Его там нет, говорит тихий внутренний голос, тихий, сокрушенный голос — печальное воркование тоскующей голубки. Он ушел. Его увели. Ты никогда его больше не увидишь. Никогда. Она чуть не плачет.
Глупо так себя изводить. Но все возможно. Ему исчезнуть легче, чем ей: у неё постоянный адрес, он всегда знает, где её найти.
Она замирает, поднимает руку и, уткнув нос в надушенный мех, вдыхает уверенность. С задней стороны дома есть металлическая дверь — служебный вход. Она тихонько стучит.
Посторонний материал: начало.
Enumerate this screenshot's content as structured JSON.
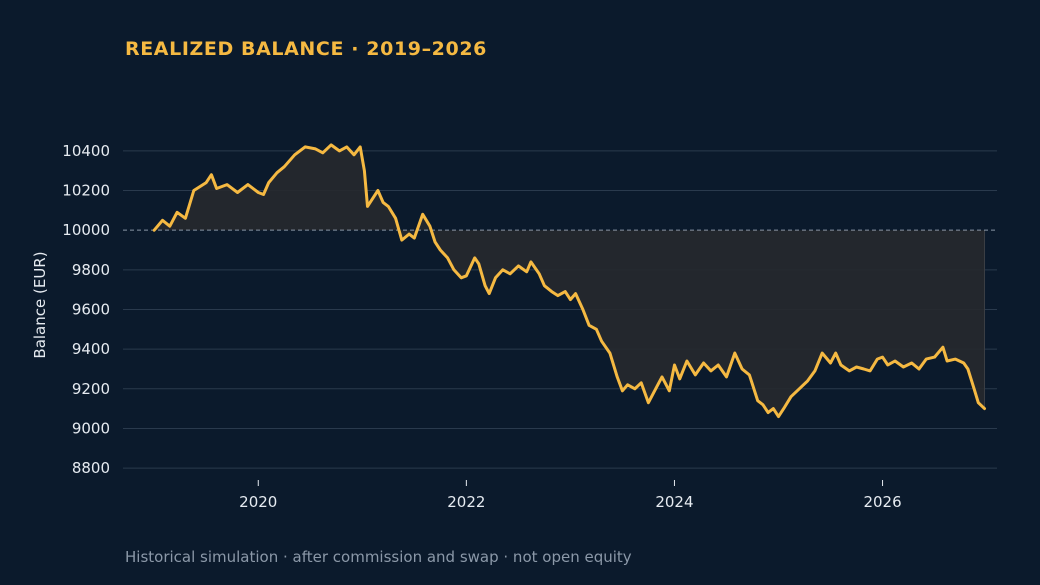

Дверь открывается, он на пороге. Она даже не успевает поблагодарить судьбу, как он втягивает её внутрь. Они на площадке: черная лестница. Света нет, только из окошка где-то наверху. Он целует её, обхватив её лицо ладонями. Подбородок у него — как наждачная бумага. Он дрожит, но не от возбуждения или не только от него.
Она отстраняется. Ты похож на разбойника. Она никогда не видела живых разбойников, только в операх. Контрабандисты в «Кармен»[82]. Вымазанные жженой пробкой.